Les grandes religions agissent comme un baume devant les démons intérieurs des fidèles, c’est pourquoi elles représentent un cadre apparemment sécuritaire. Elles permettent à l’être humain de se contenter d’avoir bonne conscience, de se voir comme une bonne personne, à défaut de développer toutes ses dimensions. Mais ces garanties religieuses font concurrence à d’autres polices d’assurances spirituelles. Au Québec, depuis la Révolution tranquille, mis à part différentes déclinaisons des grandes religions (baptiste, évangélique, soufisme, sionisme, etc.) de nombreux « produits dérivés » de différents cultes sont apparus. On en a créé un fourre-tout baptisé « New Age » mais pour la plupart, il s’agit de versions orientales occidentalisées de différentes croyances, rites ou techniques de guérison (yoga, chi-gong, taichi, reiki, etc) basées sur l’énergie vitale. Notre bonté chrétienne insiste trop souvent sur la gratitude, comme pour transposer le romantisme religieux à travers des techniques qui visent simplement l’augmentation de la vitalité.

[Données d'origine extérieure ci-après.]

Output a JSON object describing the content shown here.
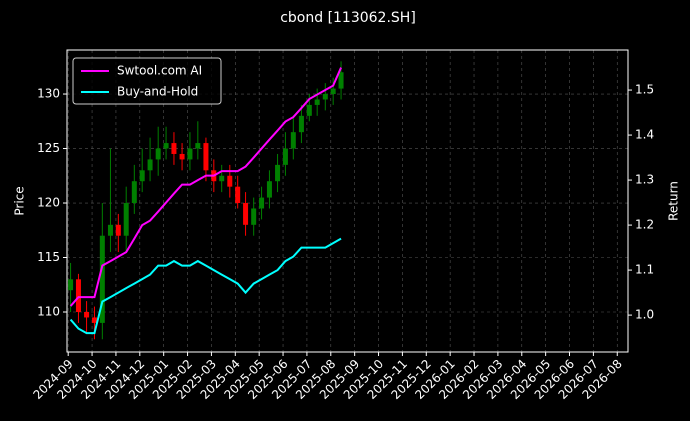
{
  "chart_data": {
    "type": "candlestick",
    "title": "cbond [113062.SH]",
    "ylabel": "Price",
    "y2label": "Return",
    "x": [
      0.1,
      0.43,
      0.77,
      1.1,
      1.43,
      1.77,
      2.1,
      2.43,
      2.77,
      3.1,
      3.43,
      3.77,
      4.1,
      4.43,
      4.77,
      5.1,
      5.43,
      5.77,
      6.1,
      6.43,
      6.77,
      7.1,
      7.43,
      7.77,
      8.1,
      8.43,
      8.77,
      9.1,
      9.43,
      9.77,
      10.1,
      10.43,
      10.77,
      11.1,
      11.43
    ],
    "open": [
      112,
      113,
      110,
      109.5,
      109,
      117,
      118,
      117,
      120,
      122,
      123,
      124,
      125,
      125.5,
      124.5,
      124,
      125,
      125.5,
      123,
      122,
      122.5,
      121.5,
      120,
      118,
      119.5,
      120.5,
      122,
      123.5,
      125,
      126.5,
      128,
      129,
      129.5,
      130,
      130.5
    ],
    "high": [
      114.5,
      113.5,
      111,
      110.5,
      120,
      125,
      119,
      121.5,
      123.5,
      125,
      126,
      127,
      127,
      126.5,
      125.5,
      126.5,
      127.5,
      126,
      124,
      123.5,
      123.5,
      122.5,
      121,
      120.5,
      121.5,
      123,
      124.5,
      126.5,
      128,
      129,
      130,
      130.5,
      131,
      131.5,
      133
    ],
    "low": [
      110,
      109,
      108,
      107.5,
      107.5,
      115.5,
      115.5,
      115.5,
      119,
      121,
      122,
      122.5,
      124,
      123.5,
      123,
      123,
      124,
      122,
      121,
      121,
      120.5,
      119.5,
      117,
      117,
      118.5,
      119.5,
      121,
      122.5,
      124,
      125.5,
      127.5,
      128,
      128.5,
      129,
      129.5
    ],
    "close": [
      113,
      110,
      109.5,
      109,
      117,
      118,
      117,
      120,
      122,
      123,
      124,
      125,
      125.5,
      124.5,
      124,
      125,
      125.5,
      123,
      122,
      122.5,
      121.5,
      120,
      118,
      119.5,
      120.5,
      122,
      123.5,
      125,
      126.5,
      128,
      129,
      129.5,
      130,
      130.5,
      132
    ],
    "up_color": "#008000",
    "down_color": "#ff0000",
    "series": [
      {
        "name": "Swtool.com AI",
        "color": "#ff00ff",
        "axis": "y2",
        "values": [
          1.02,
          1.04,
          1.04,
          1.04,
          1.11,
          1.12,
          1.13,
          1.14,
          1.17,
          1.2,
          1.21,
          1.23,
          1.25,
          1.27,
          1.29,
          1.29,
          1.3,
          1.31,
          1.31,
          1.32,
          1.32,
          1.32,
          1.33,
          1.35,
          1.37,
          1.39,
          1.41,
          1.43,
          1.44,
          1.46,
          1.48,
          1.49,
          1.5,
          1.51,
          1.55
        ]
      },
      {
        "name": "Buy-and-Hold",
        "color": "#00ffff",
        "axis": "y2",
        "values": [
          0.99,
          0.97,
          0.96,
          0.96,
          1.03,
          1.04,
          1.05,
          1.06,
          1.07,
          1.08,
          1.09,
          1.11,
          1.11,
          1.12,
          1.11,
          1.11,
          1.12,
          1.11,
          1.1,
          1.09,
          1.08,
          1.07,
          1.05,
          1.07,
          1.08,
          1.09,
          1.1,
          1.12,
          1.13,
          1.15,
          1.15,
          1.15,
          1.15,
          1.16,
          1.17
        ]
      }
    ],
    "xlim": [
      -0.05,
      23.45
    ],
    "xticks": [
      {
        "value": 0,
        "label": "2024-09"
      },
      {
        "value": 1,
        "label": "2024-10"
      },
      {
        "value": 2,
        "label": "2024-11"
      },
      {
        "value": 3,
        "label": "2024-12"
      },
      {
        "value": 4,
        "label": "2025-01"
      },
      {
        "value": 5,
        "label": "2025-02"
      },
      {
        "value": 6,
        "label": "2025-03"
      },
      {
        "value": 7,
        "label": "2025-04"
      },
      {
        "value": 8,
        "label": "2025-05"
      },
      {
        "value": 9,
        "label": "2025-06"
      },
      {
        "value": 10,
        "label": "2025-07"
      },
      {
        "value": 11,
        "label": "2025-08"
      },
      {
        "value": 12,
        "label": "2025-09"
      },
      {
        "value": 13,
        "label": "2025-10"
      },
      {
        "value": 14,
        "label": "2025-11"
      },
      {
        "value": 15,
        "label": "2025-12"
      },
      {
        "value": 16,
        "label": "2026-01"
      },
      {
        "value": 17,
        "label": "2026-02"
      },
      {
        "value": 18,
        "label": "2026-03"
      },
      {
        "value": 19,
        "label": "2026-04"
      },
      {
        "value": 20,
        "label": "2026-05"
      },
      {
        "value": 21,
        "label": "2026-06"
      },
      {
        "value": 22,
        "label": "2026-07"
      },
      {
        "value": 23,
        "label": "2026-08"
      }
    ],
    "ylim": [
      106.33,
      134.04
    ],
    "yticks": [
      110,
      115,
      120,
      125,
      130
    ],
    "y2lim": [
      0.918,
      1.589
    ],
    "y2ticks": [
      {
        "value": 1.0,
        "label": "1.0"
      },
      1.1,
      1.2,
      1.3,
      1.4,
      1.5
    ],
    "grid": true,
    "legend": "upper left"
  }
}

La vérité est qu’il n’y a aucune assurance spirituelle garantissant la paix intérieure ou la connexion avec l’esprit. La seule garantie est l’intégrité de soi. Il faut pour cela affronter seul ses démons.

L’identité n’est pas une liberté individuelle

On n’a pas le choix d’être qui l’on est. Tout le reste est parure. Un athée peut se contenter d’une définition de ses attributs, de ses valeurs, de son état de bonheur, et un croyant aussi, avec en plus l’espoir d’une conversation, d’un accès privilégié à Dieu.

Le dictionnaire définit l’identité ainsi : conscience de la persistance du moi (CNRTL). Le religionnaire et les spirituels New Age s’attendent à ce que cette conscience soit sublimée soit par Dieu, soit par un ange ou autre force, à travers une attitude de prière ou de gratitude demanderesses. L’espérance religieuse et New Age repoussent le moment de la prise en charge.

Avoir de l’identité, c’est se connaitre profondément pour s’être mesuré à des forces activant le plus beau et le plus laid de soi. Être soi-même ne tient pas du religieux, mais d’une force d’intégrité, une « persistance du moi » dont chaque individu a la responsabilité. Loin d’être une liberté individuelle, avoir de l’identité découle de la direction de sa propre conscience. Elle est une obligation envers soi et non un droit constitutionnel national qui nous est dû.

Quand notre identité nous connecte au plus profond de soi, on ne demande rien à personne et personne ne nous doit rien. C’est cette autonomie individuelle – bien plus solide qu’une souveraineté nationale – qui caractérise la fin de la religion au Québec. C’est cette 3e voie que le peuple québécois est en train de tracer, malgré les dérives que nous imposent le retour du religieux et l’obligation du gouvernement de baliser.